Les « soft skills », ces compétences que vous détenez et auxquelles vous ne pensiez pas

Quand on veut changer de boulot, tout n’est pas simple.

Souvent, on hésite à sauter le pas, parce qu’on n’a pas confiance en soi. Pas confiance en ses compétences, plus précisément.

Je le remarque surtout chez mes clients qui n’ont pas changé de poste depuis longtemps. Ou qui n’ont jamais travaillé que dans une seule et même fonction, au sein de l’entreprise :

« Si je pars, je me demande bien ce que je vais pouvoir faire d’autre, puisque je ne sais faire que ça ».

Alors oui, bien sûr, apprendre un nouveau métier ou prendre un virage important pour sa carrière, c’est développer de nouvelles compétences, forcément. Ne serait-ce que la compétence de « savoir changer ».

Et justement. Savoir changer, c’est une compétence qui ne s’apprend pas en formation. Mais c’est une aptitude que l’on va développer en changeant, et en re-changeant.

Cette capacité à savoir changer, qui peut s’apparenter à la capacité d’adaptation, ça fait partie de ce qu’on appelle les « soft skills ». Et ça, c’est très recherché par les entreprises.

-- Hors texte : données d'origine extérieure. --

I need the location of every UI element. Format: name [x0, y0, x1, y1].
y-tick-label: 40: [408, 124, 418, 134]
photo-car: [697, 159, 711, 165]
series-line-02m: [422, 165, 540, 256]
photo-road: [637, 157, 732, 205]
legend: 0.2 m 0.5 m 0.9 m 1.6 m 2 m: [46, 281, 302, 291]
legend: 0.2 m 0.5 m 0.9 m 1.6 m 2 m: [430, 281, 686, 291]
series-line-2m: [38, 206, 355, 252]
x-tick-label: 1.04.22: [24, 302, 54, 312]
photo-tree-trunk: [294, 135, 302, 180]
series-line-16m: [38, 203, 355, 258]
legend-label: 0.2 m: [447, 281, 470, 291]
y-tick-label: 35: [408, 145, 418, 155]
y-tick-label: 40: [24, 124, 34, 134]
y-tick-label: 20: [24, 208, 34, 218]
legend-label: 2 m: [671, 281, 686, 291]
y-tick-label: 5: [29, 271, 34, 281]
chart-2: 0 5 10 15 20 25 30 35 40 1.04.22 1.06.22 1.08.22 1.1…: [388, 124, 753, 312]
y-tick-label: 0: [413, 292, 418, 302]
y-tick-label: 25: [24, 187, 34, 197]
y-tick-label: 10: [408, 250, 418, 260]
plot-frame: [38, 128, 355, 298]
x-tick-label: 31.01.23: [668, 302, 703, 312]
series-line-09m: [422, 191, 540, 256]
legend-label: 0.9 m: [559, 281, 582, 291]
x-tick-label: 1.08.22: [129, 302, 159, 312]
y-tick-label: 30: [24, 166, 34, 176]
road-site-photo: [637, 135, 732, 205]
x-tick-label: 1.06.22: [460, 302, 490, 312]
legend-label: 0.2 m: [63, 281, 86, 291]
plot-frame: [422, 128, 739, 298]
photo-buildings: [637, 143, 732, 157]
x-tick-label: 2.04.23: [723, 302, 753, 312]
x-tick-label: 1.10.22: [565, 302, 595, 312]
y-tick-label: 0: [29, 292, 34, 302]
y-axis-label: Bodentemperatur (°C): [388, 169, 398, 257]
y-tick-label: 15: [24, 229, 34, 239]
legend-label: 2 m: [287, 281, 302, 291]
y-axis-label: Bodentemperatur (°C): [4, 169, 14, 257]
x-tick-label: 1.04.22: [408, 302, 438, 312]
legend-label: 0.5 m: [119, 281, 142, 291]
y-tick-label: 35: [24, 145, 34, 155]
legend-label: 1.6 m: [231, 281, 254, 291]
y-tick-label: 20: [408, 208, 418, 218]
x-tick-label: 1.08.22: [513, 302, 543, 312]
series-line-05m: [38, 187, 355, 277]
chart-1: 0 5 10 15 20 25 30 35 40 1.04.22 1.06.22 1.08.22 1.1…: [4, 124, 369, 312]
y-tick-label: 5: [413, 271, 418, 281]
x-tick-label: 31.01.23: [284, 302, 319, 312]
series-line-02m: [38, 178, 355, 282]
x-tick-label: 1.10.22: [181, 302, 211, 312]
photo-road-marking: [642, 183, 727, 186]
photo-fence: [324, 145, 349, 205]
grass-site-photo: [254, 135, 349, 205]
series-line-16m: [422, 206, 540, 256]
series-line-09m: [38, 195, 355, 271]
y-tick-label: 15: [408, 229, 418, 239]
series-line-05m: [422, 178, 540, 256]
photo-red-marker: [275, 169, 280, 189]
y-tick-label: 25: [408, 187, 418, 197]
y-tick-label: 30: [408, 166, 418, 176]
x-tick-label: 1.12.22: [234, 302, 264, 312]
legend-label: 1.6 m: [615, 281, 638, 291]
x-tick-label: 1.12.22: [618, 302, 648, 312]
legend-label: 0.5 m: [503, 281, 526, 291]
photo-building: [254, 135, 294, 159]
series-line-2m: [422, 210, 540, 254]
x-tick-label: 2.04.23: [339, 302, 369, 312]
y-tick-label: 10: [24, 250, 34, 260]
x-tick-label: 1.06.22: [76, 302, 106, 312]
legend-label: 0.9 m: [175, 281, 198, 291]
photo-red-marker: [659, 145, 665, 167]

Prendre conscience de vos soft skills va vous faire reprendre confiance en ce pan entier de vos compétences, auquel vous ne pensiez pas. Et ça, ça fait du bien 🙂

Voici donc 5 points importants à connaître sur les soft skills

Je vous propose d’engager une réflexion sur les vôtres. Celles que vous allez pouvoir faire valoir pour passer avec succès à la prochaine étape de votre longue carrière.

Et topper votre prochain job.

Qu’il se trouve en interne dans votre organisation actuelle, ou dans une autre entreprise.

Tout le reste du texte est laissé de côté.